Define the function $f(t) = t^2-t+1$. Suppose $k\prod (x^2-x+1) \ge (xyz)^2-xyz+1$ for all $x,y,z\in\mathbb{R}$ with $x\le0$. Then for fixed $y,z$, the quadratic \[ P_{y,z}(x) = x^2(kf(y)f(z)-y^2z^2)-x(kf(y)f(z)-yz)+(kf(y)f(z)-1) \] is nonnegative for all $x\le0$. In particular, $P(0) = kf(y)f(z)-1$ and $\lim_{x\to-\infty}\frac{P(x)}{x^2} = kf(y)f(z)-y^2z^2$ must be nonnegative for all $y,z$. Conversely, if $kf(y)f(z)\ge1$ and $kf(y)f(z)\ge y^2z^2$ for all $y,z$, then by AM-GM, $kf(y)f(z)\ge yz$ as well, and we trivially have $P_{y,z}(x) \ge0$ for all $x\le0$ (as the $x^2,-x,1$ coefficients are all nonnegative).
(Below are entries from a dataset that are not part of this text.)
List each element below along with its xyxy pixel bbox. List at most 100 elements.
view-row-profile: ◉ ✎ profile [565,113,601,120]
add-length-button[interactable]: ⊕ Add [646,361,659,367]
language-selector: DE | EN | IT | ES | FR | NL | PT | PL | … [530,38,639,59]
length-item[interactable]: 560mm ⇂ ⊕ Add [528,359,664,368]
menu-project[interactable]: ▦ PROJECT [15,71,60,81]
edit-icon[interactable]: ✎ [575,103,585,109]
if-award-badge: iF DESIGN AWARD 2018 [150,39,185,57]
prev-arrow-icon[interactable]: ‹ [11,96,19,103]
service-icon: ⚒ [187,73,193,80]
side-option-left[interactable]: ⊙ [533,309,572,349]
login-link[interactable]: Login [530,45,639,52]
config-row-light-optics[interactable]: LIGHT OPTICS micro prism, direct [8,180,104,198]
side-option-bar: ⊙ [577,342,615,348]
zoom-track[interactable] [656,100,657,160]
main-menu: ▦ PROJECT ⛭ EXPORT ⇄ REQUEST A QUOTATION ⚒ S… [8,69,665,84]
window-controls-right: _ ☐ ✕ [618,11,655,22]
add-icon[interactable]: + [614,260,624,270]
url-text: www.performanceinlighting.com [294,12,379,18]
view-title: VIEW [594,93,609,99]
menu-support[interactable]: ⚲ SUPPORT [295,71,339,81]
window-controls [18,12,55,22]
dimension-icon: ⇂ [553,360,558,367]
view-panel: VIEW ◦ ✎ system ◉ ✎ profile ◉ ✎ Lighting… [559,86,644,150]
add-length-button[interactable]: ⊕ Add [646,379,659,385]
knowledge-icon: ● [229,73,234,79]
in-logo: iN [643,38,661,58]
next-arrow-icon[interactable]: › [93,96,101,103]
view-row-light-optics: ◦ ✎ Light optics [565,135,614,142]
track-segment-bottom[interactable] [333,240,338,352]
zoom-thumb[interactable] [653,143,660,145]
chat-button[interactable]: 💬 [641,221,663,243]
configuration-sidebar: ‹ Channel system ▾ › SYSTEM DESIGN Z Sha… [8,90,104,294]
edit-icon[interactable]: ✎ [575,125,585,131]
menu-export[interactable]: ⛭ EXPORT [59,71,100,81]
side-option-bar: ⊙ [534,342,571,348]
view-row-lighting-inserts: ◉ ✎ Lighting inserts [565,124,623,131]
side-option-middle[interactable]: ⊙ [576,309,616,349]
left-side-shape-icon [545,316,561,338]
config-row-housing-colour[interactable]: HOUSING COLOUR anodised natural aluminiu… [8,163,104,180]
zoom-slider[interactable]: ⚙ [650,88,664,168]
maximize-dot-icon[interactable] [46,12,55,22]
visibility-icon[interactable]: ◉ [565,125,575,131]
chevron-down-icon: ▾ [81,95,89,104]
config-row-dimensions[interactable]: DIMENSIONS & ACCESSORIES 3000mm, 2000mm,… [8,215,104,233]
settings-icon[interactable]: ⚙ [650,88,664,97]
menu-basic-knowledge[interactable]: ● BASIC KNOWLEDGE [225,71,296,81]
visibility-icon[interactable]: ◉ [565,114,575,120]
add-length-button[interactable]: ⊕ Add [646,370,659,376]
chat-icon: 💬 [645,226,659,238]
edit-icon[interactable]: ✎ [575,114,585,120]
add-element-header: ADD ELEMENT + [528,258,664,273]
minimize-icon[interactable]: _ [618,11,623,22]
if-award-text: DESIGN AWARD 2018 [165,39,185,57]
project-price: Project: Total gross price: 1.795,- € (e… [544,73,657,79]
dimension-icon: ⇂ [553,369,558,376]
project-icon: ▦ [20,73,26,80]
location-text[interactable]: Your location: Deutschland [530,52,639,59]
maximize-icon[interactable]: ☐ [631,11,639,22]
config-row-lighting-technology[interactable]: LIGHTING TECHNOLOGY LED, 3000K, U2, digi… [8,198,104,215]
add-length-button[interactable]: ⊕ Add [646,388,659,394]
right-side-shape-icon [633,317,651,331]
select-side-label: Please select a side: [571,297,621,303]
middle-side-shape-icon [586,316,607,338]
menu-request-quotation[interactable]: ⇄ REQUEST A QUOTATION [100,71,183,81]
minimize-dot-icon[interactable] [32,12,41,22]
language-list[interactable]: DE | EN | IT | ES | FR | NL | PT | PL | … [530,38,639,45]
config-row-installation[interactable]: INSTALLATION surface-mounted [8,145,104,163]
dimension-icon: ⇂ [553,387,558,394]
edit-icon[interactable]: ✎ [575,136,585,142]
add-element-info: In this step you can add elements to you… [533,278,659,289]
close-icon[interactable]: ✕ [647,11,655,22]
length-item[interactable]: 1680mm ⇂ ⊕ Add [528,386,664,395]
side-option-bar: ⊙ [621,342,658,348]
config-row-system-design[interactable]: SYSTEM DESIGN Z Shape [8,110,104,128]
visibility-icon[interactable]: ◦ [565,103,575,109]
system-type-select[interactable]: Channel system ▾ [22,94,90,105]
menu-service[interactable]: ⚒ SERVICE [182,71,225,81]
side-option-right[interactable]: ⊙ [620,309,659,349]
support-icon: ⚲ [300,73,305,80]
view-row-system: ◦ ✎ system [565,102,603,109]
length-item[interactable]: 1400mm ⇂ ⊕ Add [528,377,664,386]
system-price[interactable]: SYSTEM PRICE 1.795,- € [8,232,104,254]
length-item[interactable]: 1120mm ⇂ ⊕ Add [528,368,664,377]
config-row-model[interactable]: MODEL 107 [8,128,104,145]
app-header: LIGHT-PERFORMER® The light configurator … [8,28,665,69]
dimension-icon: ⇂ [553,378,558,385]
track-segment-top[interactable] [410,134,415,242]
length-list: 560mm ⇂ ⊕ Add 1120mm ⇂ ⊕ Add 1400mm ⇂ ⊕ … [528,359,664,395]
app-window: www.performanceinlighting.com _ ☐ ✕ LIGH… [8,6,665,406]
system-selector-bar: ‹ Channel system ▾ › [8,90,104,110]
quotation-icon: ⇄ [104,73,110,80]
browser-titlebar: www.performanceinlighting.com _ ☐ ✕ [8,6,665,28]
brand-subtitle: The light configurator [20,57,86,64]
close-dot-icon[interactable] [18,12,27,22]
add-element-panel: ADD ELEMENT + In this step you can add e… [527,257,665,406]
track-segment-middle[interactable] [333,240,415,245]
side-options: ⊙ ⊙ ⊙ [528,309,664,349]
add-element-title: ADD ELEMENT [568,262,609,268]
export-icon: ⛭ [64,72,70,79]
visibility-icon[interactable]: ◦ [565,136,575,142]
Thus the problem reduces to finding the smallest $k$ always satisfying $kf(y)f(z)\ge1$ and $kf(y)f(z)\ge y^2z^2$. As $f(t) = (t-\frac12)^2+\frac34$, the first inequality holds iff $k\ge\frac{16}{9}$. If $yz=0$, the second trivially holds for $k\ge0$; otherwise, since $f(t^{-1}) = f(t)t^{-2}$ for all $t\ne0$, it holds for $k\ge\frac{16}{9}$. We conclude the smallest working value is $\frac{16}{9}$, with equality at $(0,\frac12,\frac12)$ and cyclic shifts. --- We present another proof of $\frac{16}{9} f(x)f(y)f(z) \ge f(xyz)$. It suffices to prove the stronger fact that $\frac43 f(x)f(y) \ge f(xy)$ whenever $x,y$ are not both positive. (WLOG either $x,y,z\le0$, or $xy\le0$; then $\frac{16}{9} f(x)f(y)f(z) \ge \frac43 f(xy)f(z) \ge f(xyz)$.) But $4f(x)f(y)-3f(xy)$ is simply \[ [4f(y)-3y^2]x^2 - [4f(y)-3y]x + [4f(y)-3] = (y-2)^2x^2 - (4y^2-7y+4)x + (2y-1)^2. \]There are many ways to prove this is nonnegative. For instance, WLOG $y\le0$; then it suffices to prove the discriminant \[ (4y^2-7y+4)^2 - 4(y-2)^2(2y-1)^2 = (4y^2-7y+4)^2-(4y^2-10y+4)^2 \]is nonnegative. But $y\le0$ and $8y^2-17y+8 \ge0+0+0$, so we're done.